I've been to some interesting briefings and classes, but the extent of what I'm willing to write about is a handful of bald facts upon which I have difficulty elaborating without running into the borders of what I consider acceptable subject matter. I have not, nor will I in the future, discuss information which deals with what we call TTPs, or Tactics, Techniques, and Procedures.
For instance, I'm comfortable saying that the United States Army is continuing to refine both tactical and technical counter-IED measures beyond even where we were 18 months ago. Obviously lots of smart people are spending a lot of time on this, and we're winning the fight, defined as reduced casualties, higher percentages of IEDs found and cleared without damage or injury, and other metrics. Beyond that, I just don't feel comfortable discussing. I mean, the insurgents are pretty good about observing what it is we do. But why give them any help. Not that I think it's probable that some smelly goat-herder is surfing my Blogger site, but you never know. Better to be paranoid than to contribute to some guy getting whacked because I discussed a system in too much detail.

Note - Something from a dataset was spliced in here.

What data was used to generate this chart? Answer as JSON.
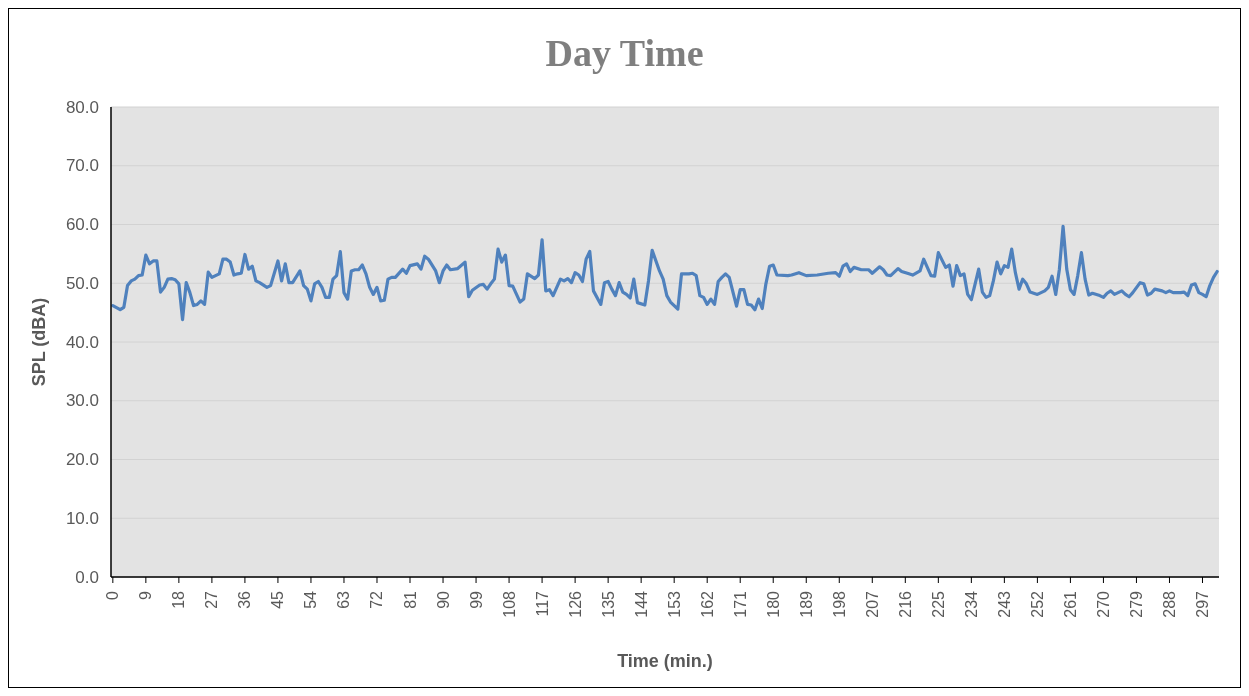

We did a tactical site exploitation class that was really fun. They've got this spiffy house built of some 3,000 square feet, and stuff hidden every where. Booby-traps, hidden caches, weapons, documents, cell phones, all sorts of stuff. The idea is not to turn Soldiers into CSI, there's a 40 hour course that does that, more or less, this is only four hours. But the focus is on finding well-hidden stuff and documenting it well enough that it is acceptable evidence in the Criminal Courts of Iraq. I really was amazed by the emphasis they are putting on this stuff, since it's been primarily the province of specialists in the field previously. But it ties into the increasing focus on law enforcement-style operations and intelligence gathering at all levels. This is a huge change from the way we did business in 2003-04, and a continuation of trends seen in my last rotation. Based on a lot of the reading I've been doing on the subject of counter-insurgency and the experiences I've had, this is a key element to finding the bad guys--we're getting outstanding conviction rates these days, and it's apparently amazing how much stuff a guy looking at the hangman's noose will give up, or so I'm told.
Anyway, I'll be posting erratically on this journal once we get North--not sure how much I will be able to write.